Studies also suggest that tax
breaks for job formation are really expensive. It looks like you have to pay
about $100,000 per job by taking the tax incentive route. So, if your route to
making your business sector more vibrant and healthy is lowering tax rates,
you'll fail. The rest of the community is unlikely to get $100,000 back in taxes and additional business for each new job created in the area.
Tax policy - whether to raise tax
rates for your government or cut tax rates for your businesses - is an
admission that you don't have any good ideas for development.
Economic development is a slow game
and has a few elements.
1. Create an alliance between city
leaders, education, and industry to facilitate the creation of wealth and
jobs through the creation of new businesses and technologies. Fred Terman at Stanford worked to bring in venture capitalists onto campus to collaborate with his professors and students; his early students included Hewlett and Packard.
2. Welcome and attract the best and
brightest from any and everywhere. Do this by hosting conferences on important
topics, by developing university programs for emerging technologies, nurturing
startups with mentors and financing, and promoting a culture of
entrepreneurship starting as early as high school. Alphabet (nee Google) has 70-some thousand employees and - like half of the tech companies in Silicon Valley - was co-founded by an immigrant.

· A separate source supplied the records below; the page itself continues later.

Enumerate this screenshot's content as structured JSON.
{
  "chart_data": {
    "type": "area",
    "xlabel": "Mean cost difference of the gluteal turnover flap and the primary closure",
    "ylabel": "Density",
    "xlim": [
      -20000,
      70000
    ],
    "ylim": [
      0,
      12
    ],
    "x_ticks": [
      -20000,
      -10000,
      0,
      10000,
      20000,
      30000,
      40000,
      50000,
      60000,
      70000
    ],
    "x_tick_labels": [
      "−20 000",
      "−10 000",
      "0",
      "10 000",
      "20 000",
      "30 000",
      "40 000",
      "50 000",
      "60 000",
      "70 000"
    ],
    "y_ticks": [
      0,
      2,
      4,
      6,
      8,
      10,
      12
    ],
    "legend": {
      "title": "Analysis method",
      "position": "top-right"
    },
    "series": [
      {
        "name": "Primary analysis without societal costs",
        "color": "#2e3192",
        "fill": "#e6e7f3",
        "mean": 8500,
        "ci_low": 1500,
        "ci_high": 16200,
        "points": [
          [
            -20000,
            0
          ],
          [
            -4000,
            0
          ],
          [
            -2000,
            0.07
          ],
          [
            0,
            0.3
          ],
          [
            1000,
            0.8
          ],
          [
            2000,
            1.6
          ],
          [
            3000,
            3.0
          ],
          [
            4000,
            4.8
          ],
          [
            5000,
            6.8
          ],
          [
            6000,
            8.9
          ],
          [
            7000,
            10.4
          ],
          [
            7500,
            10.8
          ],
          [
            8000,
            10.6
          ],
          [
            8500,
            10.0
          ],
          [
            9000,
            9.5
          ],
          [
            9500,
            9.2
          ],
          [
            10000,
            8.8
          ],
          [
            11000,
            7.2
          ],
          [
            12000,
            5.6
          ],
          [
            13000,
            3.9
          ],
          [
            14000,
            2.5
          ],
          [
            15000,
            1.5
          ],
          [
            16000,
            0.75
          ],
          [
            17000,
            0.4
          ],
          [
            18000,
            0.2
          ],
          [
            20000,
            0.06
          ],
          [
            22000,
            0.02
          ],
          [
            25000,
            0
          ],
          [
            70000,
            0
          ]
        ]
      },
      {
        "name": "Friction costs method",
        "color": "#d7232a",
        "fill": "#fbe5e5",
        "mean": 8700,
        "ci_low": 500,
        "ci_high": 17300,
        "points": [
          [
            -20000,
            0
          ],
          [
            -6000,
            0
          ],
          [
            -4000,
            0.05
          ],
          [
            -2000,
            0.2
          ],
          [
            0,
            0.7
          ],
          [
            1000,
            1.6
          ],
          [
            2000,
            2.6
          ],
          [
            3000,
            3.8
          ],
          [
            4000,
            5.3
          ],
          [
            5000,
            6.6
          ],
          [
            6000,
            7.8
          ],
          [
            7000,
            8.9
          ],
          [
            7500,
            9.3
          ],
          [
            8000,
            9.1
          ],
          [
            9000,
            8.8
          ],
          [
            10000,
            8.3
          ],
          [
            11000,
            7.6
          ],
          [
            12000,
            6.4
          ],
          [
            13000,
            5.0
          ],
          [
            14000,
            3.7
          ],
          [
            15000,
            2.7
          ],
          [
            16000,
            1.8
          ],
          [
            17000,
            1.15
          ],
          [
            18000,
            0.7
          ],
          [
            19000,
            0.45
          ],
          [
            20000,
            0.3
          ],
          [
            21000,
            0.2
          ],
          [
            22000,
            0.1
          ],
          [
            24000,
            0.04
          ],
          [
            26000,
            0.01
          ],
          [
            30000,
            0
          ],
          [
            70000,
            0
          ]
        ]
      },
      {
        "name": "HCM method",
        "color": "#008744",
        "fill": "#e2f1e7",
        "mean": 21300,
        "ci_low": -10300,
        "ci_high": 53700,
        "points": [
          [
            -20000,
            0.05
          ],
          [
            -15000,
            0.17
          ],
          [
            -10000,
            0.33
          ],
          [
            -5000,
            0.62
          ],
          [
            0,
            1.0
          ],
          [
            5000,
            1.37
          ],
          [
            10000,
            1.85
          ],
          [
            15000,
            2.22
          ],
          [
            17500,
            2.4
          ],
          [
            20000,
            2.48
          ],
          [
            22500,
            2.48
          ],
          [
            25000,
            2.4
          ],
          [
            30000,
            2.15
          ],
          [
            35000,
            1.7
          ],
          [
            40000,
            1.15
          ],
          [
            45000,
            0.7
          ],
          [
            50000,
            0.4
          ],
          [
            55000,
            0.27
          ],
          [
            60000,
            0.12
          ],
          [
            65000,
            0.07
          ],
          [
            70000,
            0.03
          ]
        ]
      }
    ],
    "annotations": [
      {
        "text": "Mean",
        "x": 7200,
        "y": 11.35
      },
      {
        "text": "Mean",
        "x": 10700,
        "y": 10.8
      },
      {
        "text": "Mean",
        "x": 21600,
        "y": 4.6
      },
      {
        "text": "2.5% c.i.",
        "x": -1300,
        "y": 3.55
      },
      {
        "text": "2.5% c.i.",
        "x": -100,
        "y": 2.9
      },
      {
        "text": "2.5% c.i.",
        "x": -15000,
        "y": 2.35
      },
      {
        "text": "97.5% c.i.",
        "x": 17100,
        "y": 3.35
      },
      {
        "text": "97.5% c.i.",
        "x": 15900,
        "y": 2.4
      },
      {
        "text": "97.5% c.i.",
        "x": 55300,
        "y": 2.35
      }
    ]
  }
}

3. Make your city a great place to
live. This gets overlooked but ultimately you want to attract employees and
entrepreneurs and world-class researchers who can afford to live anywhere and
will choose to spend a good portion of their wealth and income to live in an
area that they love and is stimulating. This means public works projects like
art and museums and it means taking advantage of and incorporating into your
city, natural beauty and / or good weather. California has relatively great weather and Seattle - a place that has created an abundance of wealth in the last 30 to 40 years - is surrounded by natural beauty. Edinburgh has developed a vibrant startup scene in part because it is such a great city that Scotland's best and brightest are happy to live there, making it easier for companies to attract talent. Creating a great community also means including a lot of voices in
the definition and pursuit of quality of life.
Bookstore door in Seattle, close to Pike Market |
Each of the above points deserve
their own blog post - their own set of books, really - but taxes are tools
towards these goals, not something that will magically create a better
community. You shouldn't invest in Business A instead of Business B simply
because Business A said they need less capital. Nor should you be impressed
that Business B needs more capital so is obviously building a more impressive
business. Capital is necessary to a business just as tax revenue is necessary
for a community but the fact of it being higher or lower is largely incidental
to whether that business or community will prosper.